Mmm… this lemon poppy seed cake is one of my favorites. Your palate will be delighted when tasting this sponge cake made with lemon, poppy seeds and glaze.
Mom is going to cook!
My kids are happy with mommy’s new hobby of blogging.
It amuses them, but they don’t understand. Mom cooks, then mom takes pictures, hereinafter mom writes on the computer. While Blanca, the older of the two, helps me taking photos, Nacho helps me to know if the dessert is delicious enough and fits to be published on the blog.
If you know how to make this cake, you know how to make any other homemade cake.
On the blog we have published similar cakes to this one, such as the marble cake or the lemon yogurt cake; however, this lemon poppy seed cake is going to take more time to prepare.

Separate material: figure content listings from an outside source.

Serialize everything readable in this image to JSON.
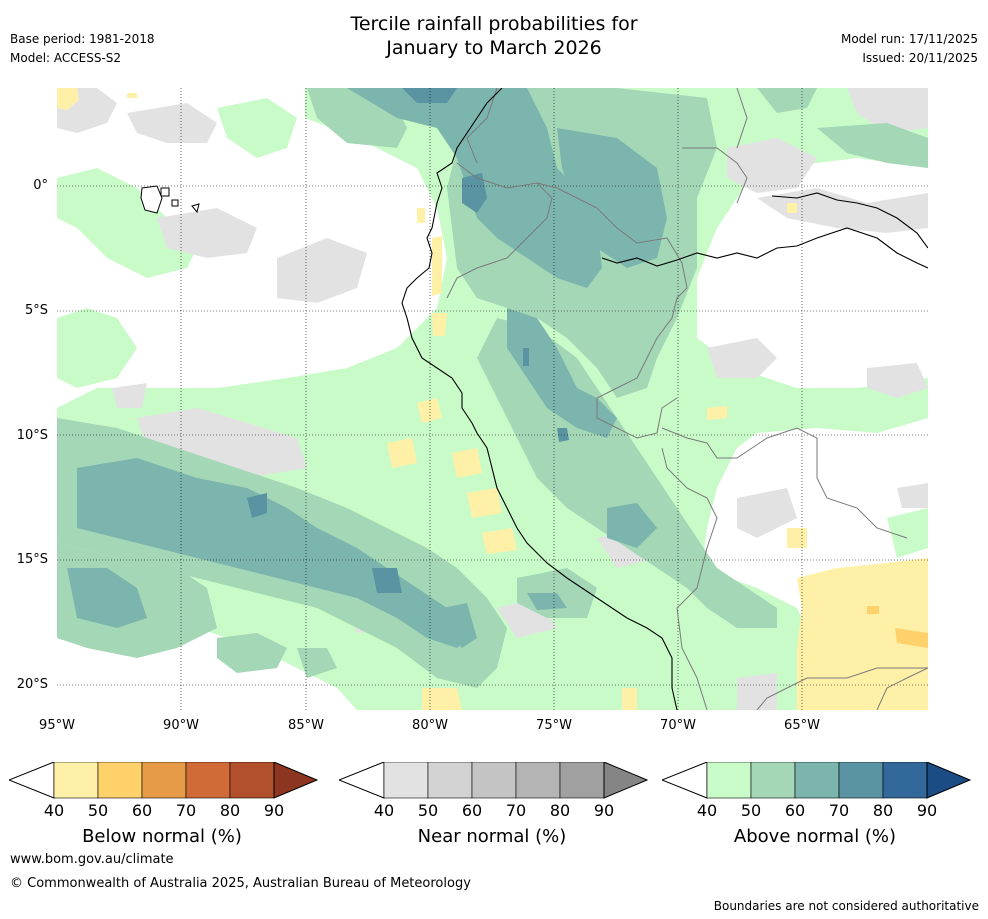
{
  "header": {
    "title_line1": "Tercile rainfall probabilities for",
    "title_line2": "January to March 2026",
    "base_period": "Base period: 1981-2018",
    "model": "Model: ACCESS-S2",
    "model_run": "Model run: 17/11/2025",
    "issued": "Issued: 20/11/2025"
  },
  "map": {
    "lat_labels": [
      "0°",
      "5°S",
      "10°S",
      "15°S",
      "20°S"
    ],
    "lon_labels": [
      "95°W",
      "90°W",
      "85°W",
      "80°W",
      "75°W",
      "70°W",
      "65°W"
    ],
    "colors": {
      "below": [
        "#fff0a8",
        "#fed16b",
        "#e59b48",
        "#d06a36",
        "#b2502b",
        "#8e3521"
      ],
      "near": [
        "#e2e2e2",
        "#d2d2d2",
        "#c4c4c4",
        "#b4b4b4",
        "#a0a0a0",
        "#858585"
      ],
      "above": [
        "#c9fbc9",
        "#a3d7b6",
        "#7cb5ad",
        "#5a93a1",
        "#33689b",
        "#1b4c84"
      ]
    }
  },
  "colorbars": [
    {
      "name": "below",
      "label": "Below normal (%)",
      "ticks": [
        "40",
        "50",
        "60",
        "70",
        "80",
        "90"
      ]
    },
    {
      "name": "near",
      "label": "Near normal (%)",
      "ticks": [
        "40",
        "50",
        "60",
        "70",
        "80",
        "90"
      ]
    },
    {
      "name": "above",
      "label": "Above normal (%)",
      "ticks": [
        "40",
        "50",
        "60",
        "70",
        "80",
        "90"
      ]
    }
  ],
  "footer": {
    "url": "www.bom.gov.au/climate",
    "copyright": "© Commonwealth of Australia 2025, Australian Bureau of Meteorology",
    "disclaimer": "Boundaries are not considered authoritative"
  }
}
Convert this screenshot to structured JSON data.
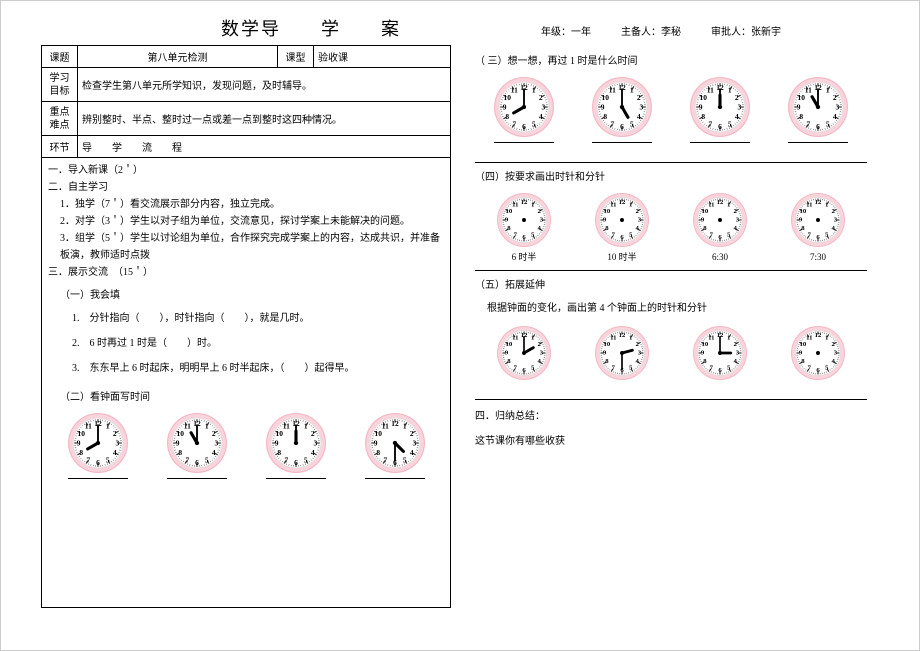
{
  "title": "数学导　　学　　案",
  "meta": {
    "grade_label": "年级：",
    "grade": "一年",
    "host_label": "主备人：",
    "host": "李秘",
    "approver_label": "审批人：",
    "approver": "张新宇"
  },
  "table": {
    "topic_label": "课题",
    "topic": "第八单元检测",
    "type_label": "课型",
    "type": "验收课",
    "goal_label": "学习目标",
    "goal": "检查学生第八单元所学知识，发现问题，及时辅导。",
    "key_label": "重点难点",
    "key": "辨别整时、半点、整时过一点或差一点到整时这四种情况。",
    "step_label": "环节",
    "step": "导　　学　　流　　程"
  },
  "left": {
    "l1": "一．导入新课（2＇）",
    "l2": "二．自主学习",
    "l2_1": "1．独学（7＇）看交流展示部分内容，独立完成。",
    "l2_2": "2．对学（3＇）学生以对子组为单位，交流意见，探讨学案上未能解决的问题。",
    "l2_3": "3．组学（5＇）学生以讨论组为单位，合作探究完成学案上的内容，达成共识，并准备板演，教师适时点拨",
    "l3": "三．展示交流　（15＇）",
    "s1_title": "（一）我会填",
    "s1_1": "1.　分针指向（　　），时针指向（　　），就是几时。",
    "s1_2": "2.　6 时再过 1 时是（　　）时。",
    "s1_3": "3.　东东早上 6 时起床，明明早上 6 时半起床，（　　）起得早。",
    "s2_title": "（二）看钟面写时间"
  },
  "right": {
    "s3_title": "（ 三）想一想，再过 1 时是什么时间",
    "s4_title": "（四）按要求画出时针和分针",
    "s4_labels": [
      "6 时半",
      "10 时半",
      "6:30",
      "7:30"
    ],
    "s5_title": "（五）拓展延伸",
    "s5_text": "根据钟面的变化，画出第 4 个钟面上的时针和分针",
    "l4": "四．归纳总结：",
    "l4_text": "这节课你有哪些收获"
  },
  "clock_style": {
    "rim_color": "#f4b8c4",
    "rim_inner": "#f8d4dc",
    "face_color": "#ffffff",
    "tick_color": "#333333",
    "hand_color": "#000000",
    "number_color": "#000000"
  },
  "clocks": {
    "row2": [
      {
        "h": 8,
        "m": 0,
        "size": 62
      },
      {
        "h": 11,
        "m": 0,
        "size": 62
      },
      {
        "h": 12,
        "m": 0,
        "size": 62
      },
      {
        "h": 4,
        "m": 30,
        "size": 62
      }
    ],
    "row3": [
      {
        "h": 8,
        "m": 0,
        "size": 62
      },
      {
        "h": 5,
        "m": 0,
        "size": 62
      },
      {
        "h": 12,
        "m": 0,
        "size": 62
      },
      {
        "h": 11,
        "m": 0,
        "size": 62
      }
    ],
    "row4": [
      {
        "h": null,
        "m": null,
        "size": 56
      },
      {
        "h": null,
        "m": null,
        "size": 56
      },
      {
        "h": null,
        "m": null,
        "size": 56
      },
      {
        "h": null,
        "m": null,
        "size": 56
      }
    ],
    "row5": [
      {
        "h": 2,
        "m": 0,
        "size": 56
      },
      {
        "h": 2,
        "m": 30,
        "size": 56
      },
      {
        "h": 3,
        "m": 0,
        "size": 56
      },
      {
        "h": null,
        "m": null,
        "size": 56
      }
    ]
  }
}
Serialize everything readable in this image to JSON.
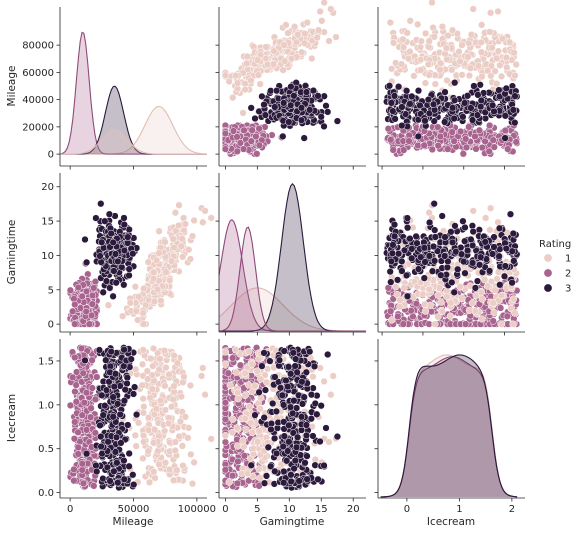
{
  "chart_data": {
    "type": "pairplot",
    "variables": [
      "Mileage",
      "Gamingtime",
      "Icecream"
    ],
    "hue": "Rating",
    "legend": {
      "title": "Rating",
      "placement": "right",
      "entries": [
        {
          "label": "1",
          "color": "#ebcdc6"
        },
        {
          "label": "2",
          "color": "#a8648f"
        },
        {
          "label": "3",
          "color": "#2b1a3c"
        }
      ]
    },
    "axis_ranges": {
      "Mileage": [
        -8000,
        108000
      ],
      "Gamingtime": [
        -1,
        22
      ],
      "Icecream": [
        -0.05,
        1.75
      ],
      "Icecream_diag": [
        -0.55,
        2.25
      ]
    },
    "ticks": {
      "Mileage_y": [
        0,
        20000,
        40000,
        60000,
        80000
      ],
      "Mileage_x": [
        0,
        50000,
        100000
      ],
      "Gamingtime": [
        0,
        5,
        10,
        15,
        20
      ],
      "Icecream_y": [
        0.0,
        0.5,
        1.0,
        1.5
      ],
      "Icecream_x": [
        0,
        1,
        2
      ]
    },
    "tick_labels": {
      "Mileage_y": [
        "0",
        "20000",
        "40000",
        "60000",
        "80000"
      ],
      "Mileage_x": [
        "0",
        "50000",
        "100000"
      ],
      "Gamingtime": [
        "0",
        "5",
        "10",
        "15",
        "20"
      ],
      "Icecream_y": [
        "0.0",
        "0.5",
        "1.0",
        "1.5"
      ],
      "Icecream_x": [
        "0",
        "1",
        "2"
      ]
    },
    "groups": [
      {
        "rating": "1",
        "color": "#ebcdc6",
        "mileage": [
          72000,
          12000
        ],
        "gamingtime": [
          6.5,
          4.5
        ],
        "icecream": [
          0.1,
          1.65
        ]
      },
      {
        "rating": "2",
        "color": "#a8648f",
        "mileage": [
          11000,
          5000
        ],
        "gamingtime": [
          2.5,
          2.0
        ],
        "icecream": [
          0.05,
          1.65
        ]
      },
      {
        "rating": "3",
        "color": "#2b1a3c",
        "mileage": [
          35000,
          7000
        ],
        "gamingtime": [
          10.5,
          2.0
        ],
        "icecream": [
          0.05,
          1.65
        ]
      }
    ],
    "diagonal_kde": {
      "Mileage": [
        {
          "rating": "1",
          "peak_x": 70000,
          "peak": 35000
        },
        {
          "rating": "2",
          "peak_x": 10000,
          "peak": 90000
        },
        {
          "rating": "3",
          "peak_x": 35000,
          "peak": 50000
        }
      ],
      "Gamingtime": [
        {
          "rating": "1",
          "peak_x": 5,
          "peak": 6
        },
        {
          "rating": "2",
          "peak_x": 1,
          "peak": 15.5
        },
        {
          "rating": "3",
          "peak_x": 10.5,
          "peak": 20.5
        }
      ],
      "Icecream": [
        {
          "rating": "1",
          "peak_x": 0.5,
          "peak": 1.6
        },
        {
          "rating": "2",
          "peak_x": 0.6,
          "peak": 1.58
        },
        {
          "rating": "3",
          "peak_x": 0.75,
          "peak": 1.6
        }
      ]
    }
  }
}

Following the steps of this lemon sponge cake recipe, you will get it right the first time. You will get a homemade and fluffy cake to sweeten your family afternoons.
Stores are playing Christmas songs, and streets are decorated with colorful lights. We are on the eve of Christmas 2020, a year that has changed us all in one way or another. Besides the personal level, I would never have imagined creating a dessert blog. And here I am!
This new hobby of blogging has become a novelty in our lives. Whenever I have time, I take the opportunity to make a dessert with the help of my children and then we all enjoy eating it together as a family.
Lemon Poppy Seed Cake Recipe
- 250 grams flour
- 3 teaspoons baking powder (15 gr)
- 1 teaspoon baking soda (5 gr)
- 2 tablespoons lemon peel
- 60 ml lemon juice
- 1 pinch salt
- 170 grams softened butter
- 200 grams sugar
- 3 eggs
- 1 teaspoon vanilla extract
- 150 ml whole milk
- 2 tablespoons poppy seeds
- 60 ml lemon juice
- 3 tablespoons icing sugar
- 120 grams icing sugar
- 1 tablespoons lemon juice
- 2 teaspoons whole milk
- Preheat the oven to 356°F ( 180°C ).
- In a bowl, mix the dry ingredients: flour, baking powder, baking soda, lemon zest and salt. Set aside.
- In a separate bowl, cream the softened butter and sugar with a hand held mixer until combined.
- Add in 3 eggs, 1 by 1 while beating with the hand held on medium speed until well blended.
- Add in vanilla extract and lemon juice and whisk.
- Now add in the dry ingredients and milk into the mixture as follows: ⅓ flour and stir until integrated; ½ milk and integrate; ⅓ flour and integrate; ½ milk and integrate; ⅓ flour until integrated.
- Add in poppy seeds and stir with spatula.
- Butter and flour a 10 inch loaf pan. This process will help you unmold the cake later.
- Pour the batter and bake for 50 minutes (without opening the oven door). Then, insert a cake tester into the center of the cake to check whether it is done. If it comes out clean … Et voilà! When you take it out of the oven, let it cool on a wire rack; thus, it will be fluffier.
- So far you will have a super fluffy and tasty cake, but if you want to take this cake to another level, there are two more steps:
- Make the lemon syrup by mixing the lemon juice and the powdered sugar. Then, brush the sponge cake with the syrup.
- Once the cake has cooled, in a bowl, mix the icing sugar, lemon juice and milk. When the mixture thickens, pour it all over the cake.